Best (≥90% acc) by smallest .tflite.gz:
{'K': 8, 'keras_acc': 0.9998605847358704, 'tflite_acc': 0.9998605688789738, 'tflite': 'asl_clusterK8_dyn.tflite', 'tflite_gz': 'asl_clusterK8_dyn.tflite.gz', 'size_mb': 0.28850555419921875, 'size_gz_mb': 0.20857524871826172}


## Isa's Write Up

#### Briefly comment on how clustering granularity impacts accuracy and model size

#### Clustering granularity primarily trades compressibility for potential accuracy. With **fewer clusters (e.g., K=8)**, many weights share the same centroid, which lowers the entropy of the weight tensors; when applying dynamic-range quantization and gzip, the file compresses best. That's exactly what I saw: K=8 produced the smallest compressed model (around 0.21 MB) while still preserving accuracy (around 99.9%) on this relatively easy bold textASL CNN. As I increase clusters (K=16 -> K=32), you allow more unique weight values, which improves flexibility if the model is sensitive, but also raises the entropy of the tensors, so the compressed size grows (my runs were around 0.25 MB) with no meaningful accuracy gain because the baseline already saturates on this dataset.
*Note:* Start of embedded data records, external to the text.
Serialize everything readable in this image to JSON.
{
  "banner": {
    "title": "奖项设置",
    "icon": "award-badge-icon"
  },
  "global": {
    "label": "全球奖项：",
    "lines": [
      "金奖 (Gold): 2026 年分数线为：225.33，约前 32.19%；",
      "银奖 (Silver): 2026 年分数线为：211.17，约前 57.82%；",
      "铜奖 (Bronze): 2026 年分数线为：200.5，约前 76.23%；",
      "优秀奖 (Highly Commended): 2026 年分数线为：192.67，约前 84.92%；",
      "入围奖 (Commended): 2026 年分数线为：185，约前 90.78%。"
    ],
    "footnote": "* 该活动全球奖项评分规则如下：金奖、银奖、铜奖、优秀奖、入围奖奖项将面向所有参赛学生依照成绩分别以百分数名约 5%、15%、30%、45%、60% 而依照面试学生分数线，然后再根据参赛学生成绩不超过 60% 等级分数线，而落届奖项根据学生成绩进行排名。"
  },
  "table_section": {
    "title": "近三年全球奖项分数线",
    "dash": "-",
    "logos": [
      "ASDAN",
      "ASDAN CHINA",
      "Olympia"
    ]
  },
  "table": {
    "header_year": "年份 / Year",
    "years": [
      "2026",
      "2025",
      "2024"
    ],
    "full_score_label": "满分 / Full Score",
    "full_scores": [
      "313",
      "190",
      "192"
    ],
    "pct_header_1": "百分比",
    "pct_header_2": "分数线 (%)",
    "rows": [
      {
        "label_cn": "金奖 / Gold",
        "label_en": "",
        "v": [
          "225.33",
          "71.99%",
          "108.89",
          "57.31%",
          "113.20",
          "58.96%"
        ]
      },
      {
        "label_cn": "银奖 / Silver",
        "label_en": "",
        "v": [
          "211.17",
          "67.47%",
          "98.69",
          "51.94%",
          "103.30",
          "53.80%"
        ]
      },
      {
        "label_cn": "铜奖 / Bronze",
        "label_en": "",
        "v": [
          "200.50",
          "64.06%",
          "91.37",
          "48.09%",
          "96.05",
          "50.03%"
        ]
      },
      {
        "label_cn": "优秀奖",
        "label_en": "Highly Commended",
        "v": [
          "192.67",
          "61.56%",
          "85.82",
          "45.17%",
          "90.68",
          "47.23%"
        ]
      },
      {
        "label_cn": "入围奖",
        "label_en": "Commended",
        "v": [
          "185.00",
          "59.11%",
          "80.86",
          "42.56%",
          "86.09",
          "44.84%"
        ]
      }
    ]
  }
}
Note that the raw '.tflite' sizes stayed close (around 0.29 MB) across K because dynamic-range quantization dominates the uncompressed footprint; clustering's benefit shows up mostly after compression. In practice, K=8 is the best, smallest gzip size while easily reaching the 90% accuracy requirement; if accuracy ever dipped on a harder model, I would bump to K=16 or K=32 to recover it.